«Red Joan», l’espionne qui aimait

Judi Dench incarne une Joan Stanley confinée dans quelques lieux clos pour plonger dans ses souvenirs.
Photo: Métropole Films Judi Dench incarne une Joan Stanley confinée dans quelques lieux clos pour plonger dans ses souvenirs.

Dans les récentes aventures de James Bond, Judi Dench incarnait une autorité à la fois exigeante et conciliante, autant marâtre que figure aimante. Avec le talent (immense) qu’on lui connaît, elle n’a aucun mal à nous faire croire à un passé d’espionne communiste anglaise à l’aube de la guerre froide dans Red Joan, de Trevor Nunn.

Ce personnage n’a rien de fantaisiste, inspiré de Melita Norwood qui, à la fin des années 1990, fut finalement démasquée pour avoir livré des secrets de la bombe atomique à l’URSS de Joseph Staline. Surnommée « Granny Spy » à cause de son grand âge, cette militante convaincue fut quelque peu transformée par la romancière Jennie Rooney, atténuant sa ferveur politique en plus d’en faire une diplômée de Cambridge doublée d’une grande romantique.
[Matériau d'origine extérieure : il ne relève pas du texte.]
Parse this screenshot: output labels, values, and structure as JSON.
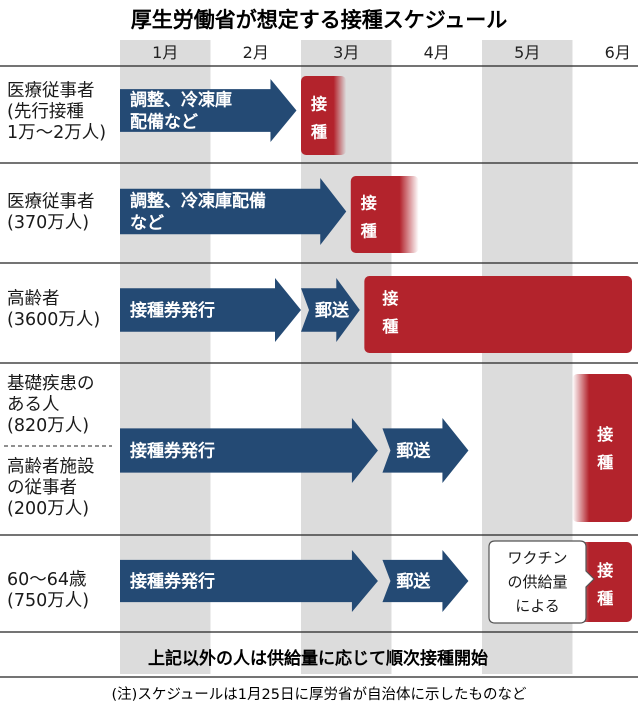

Ces éléments permettent de mieux comprendre le caractère consensuel de Red Joan, la scénariste Lindsay Shapiro confinant la vénérable Joan Stanley (Dench, toujours aussi royale) dans quelques lieux clos pour la voir plonger dans ses souvenirs, ceux de la jeune, naïve, brillante et disciplinée étudiante en physique (Sophie Cookson). À la veille de la Deuxième Guerre mondiale, Cambridge en perçoit aussi les secousses, et Joan croise sur sa route la téméraire Sonya (Teresa Srbova) et son cousin Leo (Tom Hughes), deux sympathisants communistes aux stratégies de persuasion efficaces. La séduction en fait partie.

Russes d’origine juive ayant fui l’Allemagne nazie, ils entraînent Joan à leur suite — le tournant : un visionnement du Cuirassé Potemkine —, mais celle-ci est surtout subjuguée par le charme et la fougue de Leo, qui ne tient jamais en place. Devenue quelques années plus tard l’assistante d’un éminent chercheur (Stephen Campbell Moore) et placée au coeur des expérimentations anglaises sur la bombe atomique, elle subit alors les pressions de Sonya et de Leo pour transmettre aux autorités russes le fruit des efforts de son équipe. Joan sera difficile à convaincre, mais ses motivations seront autant dictées par ses élans amoureux que par une vision géopolitique qui fera école : si toutes les grandes puissances possèdent la bombe, personne n’osera l’utiliser, permettant à la paix de triompher.

Déformation télévisuelle

Trevor Nunn, grand metteur en scène de théâtre, a pris une longue pause du cinéma (Twelfth Night), et on ne peut s’empêcher d’en voir les effets dans Red Joan. Non pas qu’il ait perdu la main auprès des acteurs, mais il se cantonne dans un classicisme qui convient davantage au petit écran — là où il a beaucoup travaillé ces dernières années. Et disons-le : rien de ce qu’il raconte ne dégage un semblant de suspense haletant ou de sensualité débordante. Le puritanisme anglais des années 1940 ne devrait pas servir de caution pour refuser d’insuffler aux personnages une démesure autre que politique ou révolutionnaire.

Que les amateurs de Judi Dench se le tiennent pour dit : dans les nombreux va-et-vient entre deux époques, la vénérable actrice cède souvent sa place à son incarnation plus jeune, bien que Dench sache imposer sa présence incandescente. Mais au-delà de son visage impassible ou désespéré (et de sa tasse Che Guevara, joli clin d’oeil), Trevor Nunn aurait pu lui demander bien davantage. Red Joan y aurait gagné beaucoup.

Red Joan

★★ 1/2

Drame biographique de Trevor Nunn. Avec Judi Dench, Sophie Cookson, Stephen Campbell Moore, Tom Hughes. Grande-Bretagne, 2018, 101 minutes.